When Facebook reports its earnings this month, the Bernstein analysts are looking for $2.867 billion in revenue and non-GAAP earnings per share of 31 cents. That’s compared to consensus estimates of $2.799 billion in revenue and earnings of 32 cents per share.
Twitter still about user growth
When it comes to Twitter, the Bernstein analysts said the story is still about user growth trajectory. They don’t think there will be material reacceleration in this area. They’re expecting 266 million users, with 58 million of them being domestic.
In terms of monetization and revenue per user, they expect irregular evolution of the next few quarters. Twitter will continue launching new products, while advertisers will learn how to use them. They note that it’s still early in the company’s effort to build a marketing network similar to Facebook Inc (NASDAQ:FB)’s Preferred Marketing Developers network. In fact, they say some of the same marketers who partner with Facebook have now signed on to partner with Twitter.
They’re expecting $162 million in domestic advertising revenues and $2.80 average revenue per user.
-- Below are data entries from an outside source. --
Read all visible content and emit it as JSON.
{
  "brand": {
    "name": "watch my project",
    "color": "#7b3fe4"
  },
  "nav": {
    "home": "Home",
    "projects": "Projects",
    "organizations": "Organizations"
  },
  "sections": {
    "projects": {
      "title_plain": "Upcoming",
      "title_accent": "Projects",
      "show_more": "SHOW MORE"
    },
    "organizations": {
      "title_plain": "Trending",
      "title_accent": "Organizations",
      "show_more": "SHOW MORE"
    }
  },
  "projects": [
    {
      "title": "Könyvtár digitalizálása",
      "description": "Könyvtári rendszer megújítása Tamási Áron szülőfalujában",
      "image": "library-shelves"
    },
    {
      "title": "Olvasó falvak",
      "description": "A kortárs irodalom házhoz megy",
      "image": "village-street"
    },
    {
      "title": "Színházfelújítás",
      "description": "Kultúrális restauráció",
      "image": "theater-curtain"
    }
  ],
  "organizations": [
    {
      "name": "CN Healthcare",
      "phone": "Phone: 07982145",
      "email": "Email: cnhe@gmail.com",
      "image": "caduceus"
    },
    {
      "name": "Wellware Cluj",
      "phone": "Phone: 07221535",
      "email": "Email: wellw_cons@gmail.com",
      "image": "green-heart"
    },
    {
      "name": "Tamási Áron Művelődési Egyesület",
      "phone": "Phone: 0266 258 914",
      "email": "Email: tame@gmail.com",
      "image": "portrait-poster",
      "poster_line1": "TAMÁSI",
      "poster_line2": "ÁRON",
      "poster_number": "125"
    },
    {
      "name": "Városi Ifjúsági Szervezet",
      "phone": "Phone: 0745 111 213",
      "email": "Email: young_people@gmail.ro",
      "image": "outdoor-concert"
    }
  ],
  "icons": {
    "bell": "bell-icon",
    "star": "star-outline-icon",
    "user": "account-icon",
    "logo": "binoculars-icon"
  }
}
Those numbers are an 84% increase and 55% increase year over year, respectively. They expect $92.6 million in international revenue and quarterly average revenue per international user of 46 cents. That’s a 180% increase and 128% increase year over year, respectively.
Where Twitter investors should focus
While investors have been hyper-focused on user growth, the Bernstein analysts say they should be looking at the company’s efforts to improve the user experience. Specifically, they say investors should take note of onboarding and its effect on user growth trajectory. Also they believe the impact of new ad formats should be noted, including app install ads, which they think could significantly impact near term monetization to the positive.
The analysts think Twitter stock probably won’t trade up significantly unless there is a “massive beat” because there is another lockup expiration coming up next month. When the microblogging company reports its earnings later this month, they are looking for $281 million in revenue and non-GAAP losses of 2 cents per share. Those numbers compare to consensus estimates of $281 million in revenue and losses of 1 cent per share.